If everyone on the road is driving like a lunatic and your coworkers seem to be moving a little slower this week, take a deep breath, as many people probably haven't had enough rest due to the start of Daylight Saving Time.
"One of the insidious things when people aren't getting enough sleep is that they also lose the ability to be aware of the deficits they have," said Brant Hasler, who studies how sleep and circadian rhythms regulate a person’s affect and motivation at the University of Pittsburgh.
Daylight Saving began at 2 a.m. Sunday morning when clocks jumped ahead to 3 a.m. The time will fall back an hour on the first Sunday of November.
Though this system was designed to make better use of daylight, the switch can be taxing as it takes up to eight weeks to adjust to the new schedule.
“We have this central clock in our brain, in the hypothalamus. Its presence there is to keep us synchronized to the outside world, and the light-dark cycle in particular so everything is happening at the proper time," he said. "The clock evolved to be able to adjust to changes in day length, but it’s less able to change to much rapid switches in our schedule.”

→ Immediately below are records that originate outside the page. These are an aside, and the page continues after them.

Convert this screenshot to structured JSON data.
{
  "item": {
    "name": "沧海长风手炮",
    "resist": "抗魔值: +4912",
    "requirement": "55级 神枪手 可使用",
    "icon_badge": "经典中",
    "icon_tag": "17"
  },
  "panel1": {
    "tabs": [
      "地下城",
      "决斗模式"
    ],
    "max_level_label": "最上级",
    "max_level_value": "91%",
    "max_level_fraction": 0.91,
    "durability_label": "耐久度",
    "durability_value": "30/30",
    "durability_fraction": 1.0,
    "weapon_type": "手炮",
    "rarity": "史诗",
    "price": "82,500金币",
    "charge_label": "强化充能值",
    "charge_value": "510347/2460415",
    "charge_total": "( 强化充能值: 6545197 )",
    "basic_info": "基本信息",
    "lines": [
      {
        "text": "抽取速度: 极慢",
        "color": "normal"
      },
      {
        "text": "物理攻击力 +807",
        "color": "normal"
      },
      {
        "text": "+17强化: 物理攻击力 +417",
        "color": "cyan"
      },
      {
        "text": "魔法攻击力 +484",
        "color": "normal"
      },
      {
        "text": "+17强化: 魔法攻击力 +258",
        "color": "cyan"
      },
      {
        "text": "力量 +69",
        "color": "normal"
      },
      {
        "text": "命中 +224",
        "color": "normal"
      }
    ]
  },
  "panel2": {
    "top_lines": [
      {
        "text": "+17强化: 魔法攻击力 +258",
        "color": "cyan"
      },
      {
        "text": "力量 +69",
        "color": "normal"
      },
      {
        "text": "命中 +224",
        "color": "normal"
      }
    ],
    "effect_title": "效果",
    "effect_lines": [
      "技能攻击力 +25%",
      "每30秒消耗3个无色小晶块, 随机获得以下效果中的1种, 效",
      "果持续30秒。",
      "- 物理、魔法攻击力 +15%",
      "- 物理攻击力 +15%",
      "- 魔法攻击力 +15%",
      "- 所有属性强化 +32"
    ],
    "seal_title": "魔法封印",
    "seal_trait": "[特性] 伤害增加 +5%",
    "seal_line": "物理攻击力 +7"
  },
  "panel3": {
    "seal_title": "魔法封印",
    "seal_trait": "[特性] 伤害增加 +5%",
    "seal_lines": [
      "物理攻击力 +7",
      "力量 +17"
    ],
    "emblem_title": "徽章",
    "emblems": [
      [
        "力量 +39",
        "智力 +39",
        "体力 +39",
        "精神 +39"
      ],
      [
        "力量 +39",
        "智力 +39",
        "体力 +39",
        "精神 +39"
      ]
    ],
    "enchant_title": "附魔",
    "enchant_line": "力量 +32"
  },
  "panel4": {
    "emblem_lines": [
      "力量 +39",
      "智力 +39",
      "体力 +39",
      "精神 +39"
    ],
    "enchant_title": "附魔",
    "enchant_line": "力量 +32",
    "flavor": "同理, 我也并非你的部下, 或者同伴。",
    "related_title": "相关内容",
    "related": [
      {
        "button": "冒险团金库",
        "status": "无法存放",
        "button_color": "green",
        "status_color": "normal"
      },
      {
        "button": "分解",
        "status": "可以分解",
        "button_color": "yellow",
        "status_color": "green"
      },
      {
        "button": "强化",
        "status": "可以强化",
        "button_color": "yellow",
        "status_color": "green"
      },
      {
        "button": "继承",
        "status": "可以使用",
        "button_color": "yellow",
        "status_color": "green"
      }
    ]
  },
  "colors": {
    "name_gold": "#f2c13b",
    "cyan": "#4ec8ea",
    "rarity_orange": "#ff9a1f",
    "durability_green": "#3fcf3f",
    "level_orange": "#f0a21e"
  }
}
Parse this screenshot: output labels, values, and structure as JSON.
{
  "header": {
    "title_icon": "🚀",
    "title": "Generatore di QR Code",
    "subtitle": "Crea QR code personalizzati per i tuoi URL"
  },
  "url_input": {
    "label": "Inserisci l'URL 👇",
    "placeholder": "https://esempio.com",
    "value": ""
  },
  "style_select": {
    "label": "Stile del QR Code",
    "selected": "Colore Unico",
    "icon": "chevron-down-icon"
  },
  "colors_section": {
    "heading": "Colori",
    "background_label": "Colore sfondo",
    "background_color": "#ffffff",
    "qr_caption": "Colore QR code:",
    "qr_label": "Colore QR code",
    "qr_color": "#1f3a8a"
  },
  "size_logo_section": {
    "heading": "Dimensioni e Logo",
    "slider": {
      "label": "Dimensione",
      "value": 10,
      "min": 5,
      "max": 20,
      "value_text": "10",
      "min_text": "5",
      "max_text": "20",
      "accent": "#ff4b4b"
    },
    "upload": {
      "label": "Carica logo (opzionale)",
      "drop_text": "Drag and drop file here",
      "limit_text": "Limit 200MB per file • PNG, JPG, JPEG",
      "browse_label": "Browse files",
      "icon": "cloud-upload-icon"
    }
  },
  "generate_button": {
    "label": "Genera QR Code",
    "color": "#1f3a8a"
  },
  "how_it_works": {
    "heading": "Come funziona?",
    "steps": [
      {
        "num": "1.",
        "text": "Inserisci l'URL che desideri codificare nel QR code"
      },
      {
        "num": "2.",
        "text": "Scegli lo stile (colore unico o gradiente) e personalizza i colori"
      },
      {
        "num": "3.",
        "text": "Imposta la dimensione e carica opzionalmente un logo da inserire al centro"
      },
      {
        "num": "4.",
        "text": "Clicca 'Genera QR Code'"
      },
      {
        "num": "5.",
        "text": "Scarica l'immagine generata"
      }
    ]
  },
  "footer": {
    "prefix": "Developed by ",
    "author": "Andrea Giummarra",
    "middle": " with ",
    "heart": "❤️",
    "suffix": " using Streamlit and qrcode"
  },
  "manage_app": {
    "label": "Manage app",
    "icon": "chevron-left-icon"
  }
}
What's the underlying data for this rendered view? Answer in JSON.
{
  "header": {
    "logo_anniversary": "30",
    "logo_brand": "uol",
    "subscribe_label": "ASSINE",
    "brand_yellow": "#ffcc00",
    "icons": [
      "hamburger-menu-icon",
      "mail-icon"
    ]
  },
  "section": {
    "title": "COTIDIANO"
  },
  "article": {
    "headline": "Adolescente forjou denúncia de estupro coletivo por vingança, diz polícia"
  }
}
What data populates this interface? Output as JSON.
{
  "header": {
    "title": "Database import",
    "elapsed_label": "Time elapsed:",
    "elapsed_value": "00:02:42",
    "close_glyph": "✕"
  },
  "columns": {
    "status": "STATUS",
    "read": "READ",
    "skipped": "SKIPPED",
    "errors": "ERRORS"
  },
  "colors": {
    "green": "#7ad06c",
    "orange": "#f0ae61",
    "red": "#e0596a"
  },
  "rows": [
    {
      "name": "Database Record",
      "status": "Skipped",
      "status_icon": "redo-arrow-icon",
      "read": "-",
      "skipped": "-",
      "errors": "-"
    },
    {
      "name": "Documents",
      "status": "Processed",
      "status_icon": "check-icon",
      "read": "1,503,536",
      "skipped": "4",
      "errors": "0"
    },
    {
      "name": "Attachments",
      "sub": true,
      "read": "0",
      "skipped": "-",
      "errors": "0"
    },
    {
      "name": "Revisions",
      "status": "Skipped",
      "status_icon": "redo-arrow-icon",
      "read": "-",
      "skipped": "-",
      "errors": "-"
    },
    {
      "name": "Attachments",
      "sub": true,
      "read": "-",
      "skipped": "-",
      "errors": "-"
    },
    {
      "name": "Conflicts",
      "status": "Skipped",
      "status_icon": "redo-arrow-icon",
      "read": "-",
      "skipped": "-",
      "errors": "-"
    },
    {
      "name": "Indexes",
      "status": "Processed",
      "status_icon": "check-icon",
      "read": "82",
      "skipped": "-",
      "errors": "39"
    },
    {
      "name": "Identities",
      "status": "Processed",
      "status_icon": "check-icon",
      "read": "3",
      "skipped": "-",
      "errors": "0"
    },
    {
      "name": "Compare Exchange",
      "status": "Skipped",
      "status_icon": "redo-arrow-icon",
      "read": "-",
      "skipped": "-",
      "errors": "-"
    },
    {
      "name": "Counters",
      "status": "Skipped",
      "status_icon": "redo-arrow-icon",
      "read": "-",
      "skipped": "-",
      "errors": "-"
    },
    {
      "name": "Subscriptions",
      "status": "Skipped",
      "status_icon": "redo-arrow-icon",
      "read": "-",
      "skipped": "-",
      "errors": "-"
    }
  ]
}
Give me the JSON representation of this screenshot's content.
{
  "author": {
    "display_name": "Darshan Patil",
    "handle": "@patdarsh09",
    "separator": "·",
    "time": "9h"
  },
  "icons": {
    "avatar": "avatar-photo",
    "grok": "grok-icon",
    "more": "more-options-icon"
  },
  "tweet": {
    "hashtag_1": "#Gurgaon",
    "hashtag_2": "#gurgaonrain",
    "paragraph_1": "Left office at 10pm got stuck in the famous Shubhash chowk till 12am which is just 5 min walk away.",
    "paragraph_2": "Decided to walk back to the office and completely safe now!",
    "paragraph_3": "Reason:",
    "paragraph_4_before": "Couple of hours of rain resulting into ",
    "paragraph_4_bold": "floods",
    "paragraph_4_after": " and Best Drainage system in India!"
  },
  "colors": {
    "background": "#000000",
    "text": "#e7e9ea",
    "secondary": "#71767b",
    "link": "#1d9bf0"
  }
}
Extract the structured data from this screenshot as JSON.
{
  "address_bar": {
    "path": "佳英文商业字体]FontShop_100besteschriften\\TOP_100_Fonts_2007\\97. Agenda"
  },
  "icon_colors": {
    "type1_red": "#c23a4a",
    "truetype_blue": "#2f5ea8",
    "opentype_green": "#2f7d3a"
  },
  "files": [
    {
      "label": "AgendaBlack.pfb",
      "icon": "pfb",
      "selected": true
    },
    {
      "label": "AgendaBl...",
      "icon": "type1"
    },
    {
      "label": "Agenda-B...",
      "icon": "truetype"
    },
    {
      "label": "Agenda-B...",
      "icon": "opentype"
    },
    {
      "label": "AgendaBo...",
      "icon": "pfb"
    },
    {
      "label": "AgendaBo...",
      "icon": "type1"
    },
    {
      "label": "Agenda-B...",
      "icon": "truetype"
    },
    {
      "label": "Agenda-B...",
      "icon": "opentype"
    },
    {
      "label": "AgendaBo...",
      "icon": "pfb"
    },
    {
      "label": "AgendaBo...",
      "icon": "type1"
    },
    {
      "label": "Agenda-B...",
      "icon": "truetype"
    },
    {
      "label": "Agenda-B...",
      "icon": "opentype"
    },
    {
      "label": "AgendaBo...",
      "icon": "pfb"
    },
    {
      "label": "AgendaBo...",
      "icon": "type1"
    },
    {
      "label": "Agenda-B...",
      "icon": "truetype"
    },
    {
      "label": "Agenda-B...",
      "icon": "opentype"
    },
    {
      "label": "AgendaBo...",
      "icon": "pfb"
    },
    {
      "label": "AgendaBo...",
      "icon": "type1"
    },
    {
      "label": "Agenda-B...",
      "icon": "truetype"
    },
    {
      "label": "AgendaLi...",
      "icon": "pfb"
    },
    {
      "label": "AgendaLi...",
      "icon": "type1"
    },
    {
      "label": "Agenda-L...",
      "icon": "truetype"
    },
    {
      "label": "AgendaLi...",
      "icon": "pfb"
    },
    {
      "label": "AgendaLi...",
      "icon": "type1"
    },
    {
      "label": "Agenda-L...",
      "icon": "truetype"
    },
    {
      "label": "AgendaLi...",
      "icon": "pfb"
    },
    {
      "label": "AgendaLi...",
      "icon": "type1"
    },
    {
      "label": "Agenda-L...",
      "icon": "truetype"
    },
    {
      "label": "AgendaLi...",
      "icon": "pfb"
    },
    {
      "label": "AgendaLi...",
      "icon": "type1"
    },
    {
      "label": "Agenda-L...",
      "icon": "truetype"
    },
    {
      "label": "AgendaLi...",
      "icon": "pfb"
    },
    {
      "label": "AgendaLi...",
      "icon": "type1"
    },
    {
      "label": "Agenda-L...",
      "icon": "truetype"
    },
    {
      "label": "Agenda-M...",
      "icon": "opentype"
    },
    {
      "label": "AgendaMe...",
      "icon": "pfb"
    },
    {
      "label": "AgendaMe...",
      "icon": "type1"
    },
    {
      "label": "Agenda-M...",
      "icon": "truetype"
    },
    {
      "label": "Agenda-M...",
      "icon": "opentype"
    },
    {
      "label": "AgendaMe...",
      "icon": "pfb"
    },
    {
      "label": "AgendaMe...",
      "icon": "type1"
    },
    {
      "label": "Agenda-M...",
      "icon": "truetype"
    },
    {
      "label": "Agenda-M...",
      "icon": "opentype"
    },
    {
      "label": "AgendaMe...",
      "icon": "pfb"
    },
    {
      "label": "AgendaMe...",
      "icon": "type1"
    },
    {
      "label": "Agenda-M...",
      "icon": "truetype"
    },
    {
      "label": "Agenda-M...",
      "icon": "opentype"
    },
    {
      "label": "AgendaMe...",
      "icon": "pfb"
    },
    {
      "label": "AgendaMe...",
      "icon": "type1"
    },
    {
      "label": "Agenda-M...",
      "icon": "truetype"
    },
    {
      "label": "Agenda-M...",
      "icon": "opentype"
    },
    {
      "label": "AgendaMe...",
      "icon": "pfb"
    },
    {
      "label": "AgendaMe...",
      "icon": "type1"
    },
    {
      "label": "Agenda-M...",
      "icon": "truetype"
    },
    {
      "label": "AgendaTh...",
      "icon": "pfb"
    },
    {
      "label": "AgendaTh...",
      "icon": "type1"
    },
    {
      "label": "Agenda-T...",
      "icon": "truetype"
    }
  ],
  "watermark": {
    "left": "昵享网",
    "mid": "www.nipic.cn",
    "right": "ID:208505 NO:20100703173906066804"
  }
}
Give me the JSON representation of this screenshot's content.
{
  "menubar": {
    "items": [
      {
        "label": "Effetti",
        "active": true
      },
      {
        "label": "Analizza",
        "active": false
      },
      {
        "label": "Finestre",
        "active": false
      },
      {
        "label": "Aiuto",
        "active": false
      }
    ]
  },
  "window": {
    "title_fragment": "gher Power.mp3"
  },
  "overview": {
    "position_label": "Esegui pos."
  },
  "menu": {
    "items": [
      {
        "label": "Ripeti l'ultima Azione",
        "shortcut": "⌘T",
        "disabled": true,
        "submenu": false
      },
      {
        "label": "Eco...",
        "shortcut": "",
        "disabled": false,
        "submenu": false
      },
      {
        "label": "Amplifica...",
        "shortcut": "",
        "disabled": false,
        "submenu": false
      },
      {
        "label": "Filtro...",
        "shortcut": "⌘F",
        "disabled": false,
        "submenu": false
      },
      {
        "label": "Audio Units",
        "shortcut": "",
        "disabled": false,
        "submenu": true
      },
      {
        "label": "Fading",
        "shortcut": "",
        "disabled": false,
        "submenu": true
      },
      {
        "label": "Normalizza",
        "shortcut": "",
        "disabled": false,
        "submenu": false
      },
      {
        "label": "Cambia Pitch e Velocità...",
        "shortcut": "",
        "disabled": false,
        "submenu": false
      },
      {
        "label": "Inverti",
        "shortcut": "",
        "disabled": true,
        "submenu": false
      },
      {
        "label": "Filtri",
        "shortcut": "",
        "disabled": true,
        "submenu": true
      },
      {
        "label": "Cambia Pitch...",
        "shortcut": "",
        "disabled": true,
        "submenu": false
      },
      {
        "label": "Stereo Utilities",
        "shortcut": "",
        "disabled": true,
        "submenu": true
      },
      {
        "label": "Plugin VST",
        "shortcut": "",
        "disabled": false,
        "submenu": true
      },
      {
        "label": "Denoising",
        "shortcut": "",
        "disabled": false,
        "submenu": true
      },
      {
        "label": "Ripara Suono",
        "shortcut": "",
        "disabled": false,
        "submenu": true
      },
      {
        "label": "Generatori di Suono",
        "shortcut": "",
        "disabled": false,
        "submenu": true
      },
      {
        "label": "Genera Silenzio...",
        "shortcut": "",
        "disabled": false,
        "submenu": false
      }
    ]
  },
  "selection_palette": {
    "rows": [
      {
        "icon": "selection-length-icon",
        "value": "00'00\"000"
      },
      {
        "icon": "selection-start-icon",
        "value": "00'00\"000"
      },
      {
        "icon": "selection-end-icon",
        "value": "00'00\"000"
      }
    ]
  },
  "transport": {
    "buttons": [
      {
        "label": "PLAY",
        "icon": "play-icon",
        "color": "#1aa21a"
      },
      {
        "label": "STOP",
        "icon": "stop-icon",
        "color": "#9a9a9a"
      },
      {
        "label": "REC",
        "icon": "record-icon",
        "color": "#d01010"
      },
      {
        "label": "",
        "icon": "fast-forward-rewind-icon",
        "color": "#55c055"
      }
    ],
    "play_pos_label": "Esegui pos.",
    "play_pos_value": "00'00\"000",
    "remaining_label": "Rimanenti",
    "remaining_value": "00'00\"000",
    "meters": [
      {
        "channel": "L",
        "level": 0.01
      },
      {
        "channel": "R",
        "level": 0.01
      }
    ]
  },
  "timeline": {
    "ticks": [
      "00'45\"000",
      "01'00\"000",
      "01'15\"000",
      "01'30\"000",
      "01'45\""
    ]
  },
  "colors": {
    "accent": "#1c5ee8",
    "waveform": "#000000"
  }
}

For this reason, it’s not surprising that past research has found heart attacks and car accidents are more common, and test scores lower after the start of Daylight Saving Time. Also, judges handout harsher criminal sentences.
Hasler said that's because the pre-frontal cortex is also impacted by insufficient sleep.
"This has effects on people’s judgment. Their ability to concentrate. Their ability to regulate their impulses. And how emotionally reactive they are," he said. "You can imagine how all those things might even in a subtle way be contributing to judges being less impartial."
To help with the adjustment Hasley says walks outside in the morning light will help the brain adjust to the new schedule.